Dalian Wanda executive in charge of relisting plan resigns

HONG KONG (Reuters) - The chief architect behind Dalian Wanda Group’s $4.4 billion buyout to take its flagship Hong Kong-listed property arm private and relist it in China has resigned without seeing the plan through, according to an internal memo.

A sign of Dalian Wanda Group in China glows during an event announcing strategic partnership between Wanda Group and FIFA in Beijing, China March 21, 2016. REUTERS/Damir Sagolj Picture Supplied by Action Images

The resignation of Lu Xiaoma from the post of vice president of Dalian Wanda Financial Group signals the difficulties the conglomerate, owned by China’s richest man, Wang Jianlin, is having listing the property business in China, analysts said.

Wang has yet to find a suitable shell company and gain regulatory approval for the listing of Dalian Wanda Commercial Properties on the Shanghai bourse, where it hoped to attract a valuation much higher than in Hong Kong.

“This is not a good time for backdoor listings in China, and Wanda made too much noise about it,” a person close to the company said, requesting anonymity because they were not authorized to speak to the media.

“Policy arbitrage shouldn’t have been the official reason for a delisting.”

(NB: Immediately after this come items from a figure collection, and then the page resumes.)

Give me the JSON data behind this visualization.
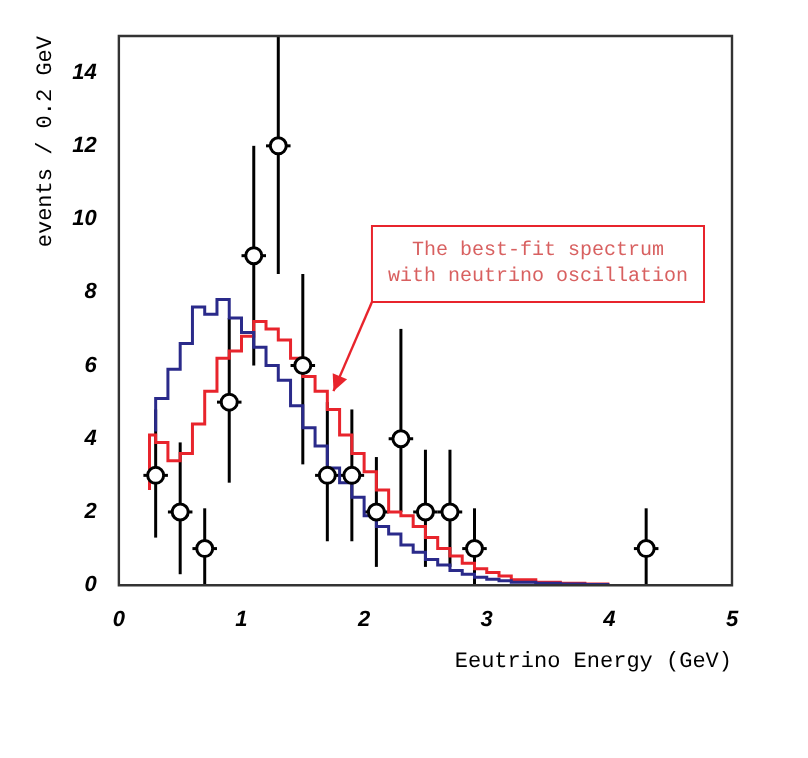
{
  "chart_data": {
    "type": "scatter",
    "xlabel": "Eeutrino Energy (GeV)",
    "ylabel": "events / 0.2 GeV",
    "xlim": [
      0,
      5
    ],
    "xticks": [
      0,
      1,
      2,
      3,
      4,
      5
    ],
    "ylim": [
      0,
      15
    ],
    "yticks": [
      0,
      2,
      4,
      6,
      8,
      10,
      12,
      14
    ],
    "grid": false,
    "legend": false,
    "annotations": [
      {
        "text": "The best-fit spectrum\nwith neutrino oscillation",
        "x": 1.75,
        "y": 5.3
      }
    ],
    "series": [
      {
        "type": "step",
        "color": "#2a2a8a",
        "x": [
          0.3,
          0.4,
          0.5,
          0.6,
          0.7,
          0.8,
          0.9,
          1.0,
          1.1,
          1.2,
          1.3,
          1.4,
          1.5,
          1.6,
          1.7,
          1.8,
          1.9,
          2.0,
          2.1,
          2.2,
          2.3,
          2.4,
          2.5,
          2.6,
          2.7,
          2.8,
          2.9,
          3.0,
          3.1,
          3.2,
          3.4,
          3.6,
          3.8,
          4.0
        ],
        "values": [
          4.2,
          5.1,
          5.9,
          6.6,
          7.6,
          7.4,
          7.8,
          7.3,
          6.9,
          6.5,
          6.0,
          5.6,
          4.9,
          4.3,
          3.8,
          3.2,
          2.8,
          2.4,
          1.9,
          1.6,
          1.4,
          1.1,
          0.9,
          0.7,
          0.55,
          0.4,
          0.3,
          0.22,
          0.16,
          0.12,
          0.08,
          0.05,
          0.03,
          0.02
        ]
      },
      {
        "type": "step",
        "color": "#e8242c",
        "x": [
          0.25,
          0.3,
          0.4,
          0.5,
          0.6,
          0.7,
          0.8,
          0.9,
          1.0,
          1.1,
          1.2,
          1.3,
          1.4,
          1.5,
          1.6,
          1.7,
          1.8,
          1.9,
          2.0,
          2.1,
          2.2,
          2.3,
          2.4,
          2.5,
          2.6,
          2.7,
          2.8,
          2.9,
          3.0,
          3.1,
          3.2,
          3.4,
          3.6,
          3.8,
          4.0
        ],
        "values": [
          2.6,
          4.1,
          3.9,
          3.4,
          3.6,
          4.4,
          5.3,
          6.2,
          6.4,
          6.8,
          7.2,
          7.0,
          6.7,
          6.2,
          5.7,
          5.3,
          4.8,
          4.1,
          3.6,
          3.1,
          2.6,
          2.0,
          1.9,
          1.6,
          1.3,
          1.0,
          0.8,
          0.6,
          0.45,
          0.35,
          0.25,
          0.15,
          0.08,
          0.05,
          0.03
        ]
      },
      {
        "color": "#000000",
        "marker": "circle",
        "x": [
          0.3,
          0.5,
          0.7,
          0.9,
          1.1,
          1.3,
          1.5,
          1.7,
          1.9,
          2.1,
          2.3,
          2.5,
          2.7,
          2.9,
          4.3
        ],
        "values": [
          3,
          2,
          1,
          5,
          9,
          12,
          6,
          3,
          3,
          2,
          4,
          2,
          2,
          1,
          1
        ],
        "errors": [
          [
            1.3,
            4.8
          ],
          [
            0.3,
            3.9
          ],
          [
            0,
            2.1
          ],
          [
            2.8,
            7.3
          ],
          [
            6,
            12
          ],
          [
            8.5,
            15
          ],
          [
            3.3,
            8.5
          ],
          [
            1.2,
            5
          ],
          [
            1.2,
            4.8
          ],
          [
            0.5,
            3.5
          ],
          [
            2,
            7
          ],
          [
            0.5,
            3.7
          ],
          [
            0.5,
            3.7
          ],
          [
            0,
            2.1
          ],
          [
            0,
            2.1
          ]
        ],
        "xerrors": [
          0.1,
          0.1,
          0.1,
          0.1,
          0.1,
          0.1,
          0.1,
          0.1,
          0.1,
          0.1,
          0.1,
          0.1,
          0.1,
          0.1,
          0.1
        ]
      }
    ]
  }
}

The company memo dated Dec. 2 announcing Lu’s departure cited only “personal reasons” for the 50-year-old’s resignation. The memo circulated on social media on Monday and was confirmed by a company insider on Tuesday.

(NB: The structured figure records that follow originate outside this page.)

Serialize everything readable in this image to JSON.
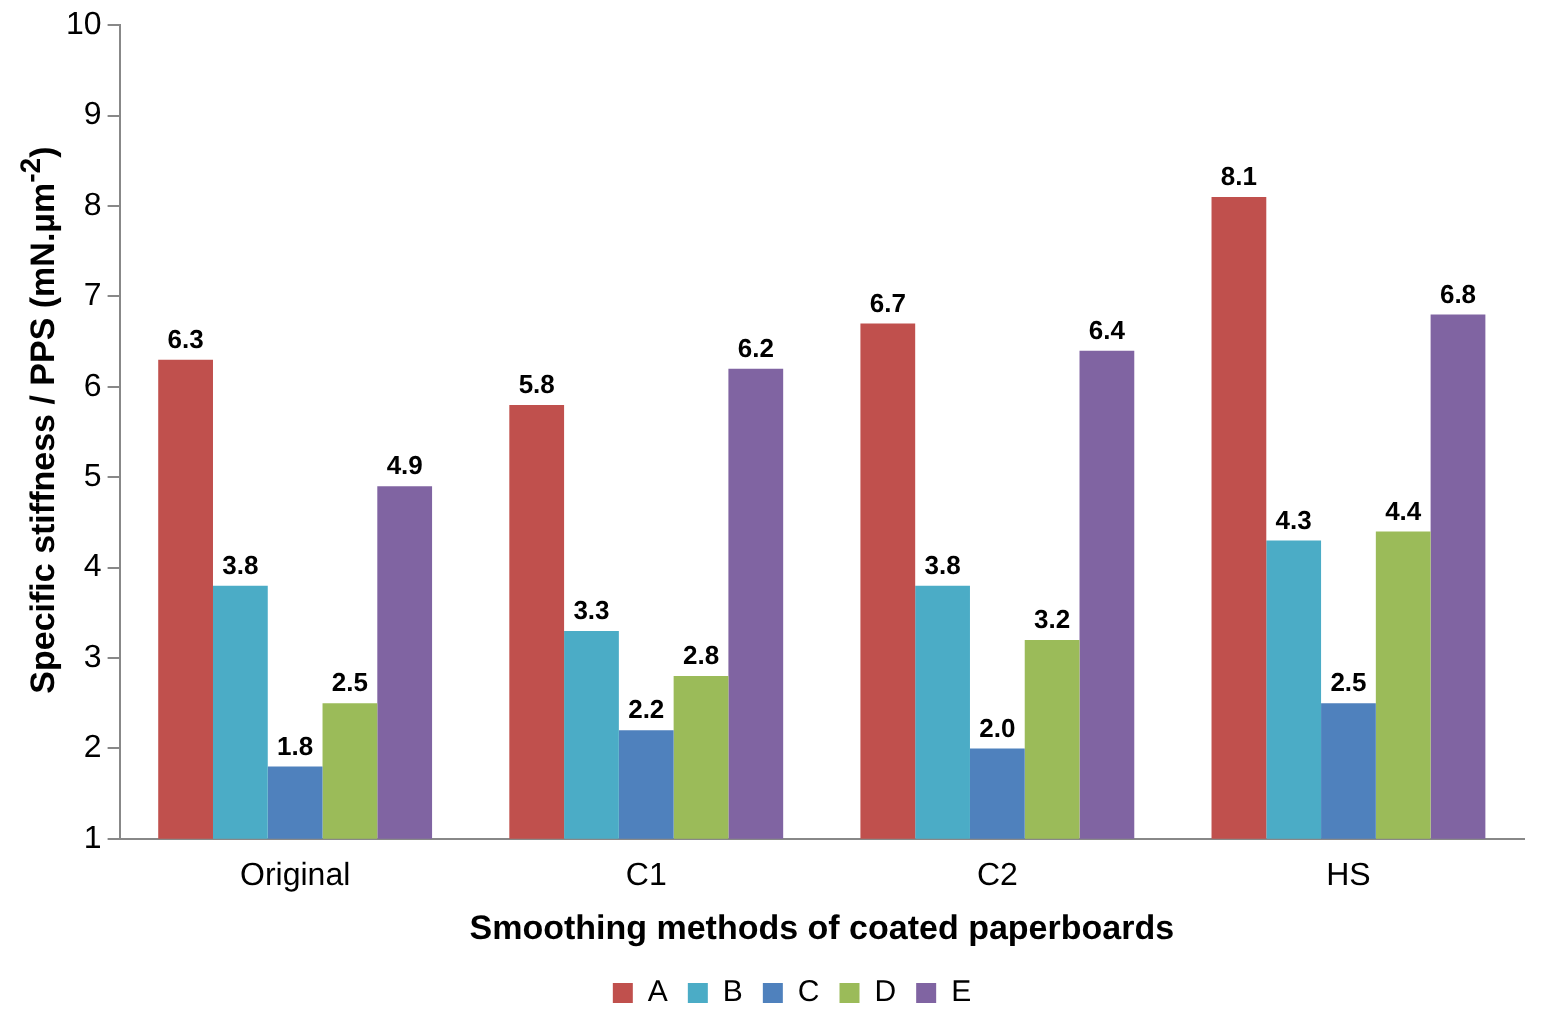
{
  "chart_data": {
    "type": "bar",
    "xlabel": "Smoothing methods of coated paperboards",
    "ylabel": "Specific stiffness / PPS (mN.µm$^{-2}$)",
    "categories": [
      "Original",
      "C1",
      "C2",
      "HS"
    ],
    "series": [
      {
        "name": "A",
        "color": "#c0504d",
        "values": [
          6.3,
          5.8,
          6.7,
          8.1
        ],
        "value_labels": [
          "6.3",
          "5.8",
          "6.7",
          "8.1"
        ]
      },
      {
        "name": "B",
        "color": "#4bacc6",
        "values": [
          3.8,
          3.3,
          3.8,
          4.3
        ],
        "value_labels": [
          "3.8",
          "3.3",
          "3.8",
          "4.3"
        ]
      },
      {
        "name": "C",
        "color": "#4f81bd",
        "values": [
          1.8,
          2.2,
          2.0,
          2.5
        ],
        "value_labels": [
          "1.8",
          "2.2",
          "2.0",
          "2.5"
        ]
      },
      {
        "name": "D",
        "color": "#9bbb59",
        "values": [
          2.5,
          2.8,
          3.2,
          4.4
        ],
        "value_labels": [
          "2.5",
          "2.8",
          "3.2",
          "4.4"
        ]
      },
      {
        "name": "E",
        "color": "#8064a2",
        "values": [
          4.9,
          6.2,
          6.4,
          6.8
        ],
        "value_labels": [
          "4.9",
          "6.2",
          "6.4",
          "6.8"
        ]
      }
    ],
    "ylim": [
      1,
      10
    ],
    "yticks": [
      1,
      2,
      3,
      4,
      5,
      6,
      7,
      8,
      9,
      10
    ],
    "grid": false,
    "legend": "bottom"
  }
}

In addition to the post of Dalian Wanda Financial Group, which was set up in October last year, Lu also resigned from the role of chief executive officer of Wanda Investment Co, a unit of the financial group.

Dalian Wanda declined to comment and Lu did not respond to a request for comment.

Insiders have told Reuters that Lu, a former executive of the Shenzhen bourse, was the originator of the idea to delist Wanda Commercial Properties from Hong Kong with the goal of relisting in mainland China.

Wang hand-picked him in an open-hiring process to spearhead the plan.

But the strategy has proven more difficult than expected as China’s securities regulator has increased scrutiny of backdoor listings due to concerns over the huge valuation gap between domestic and overseas stocks, and amid concern over speculation in shell company shares.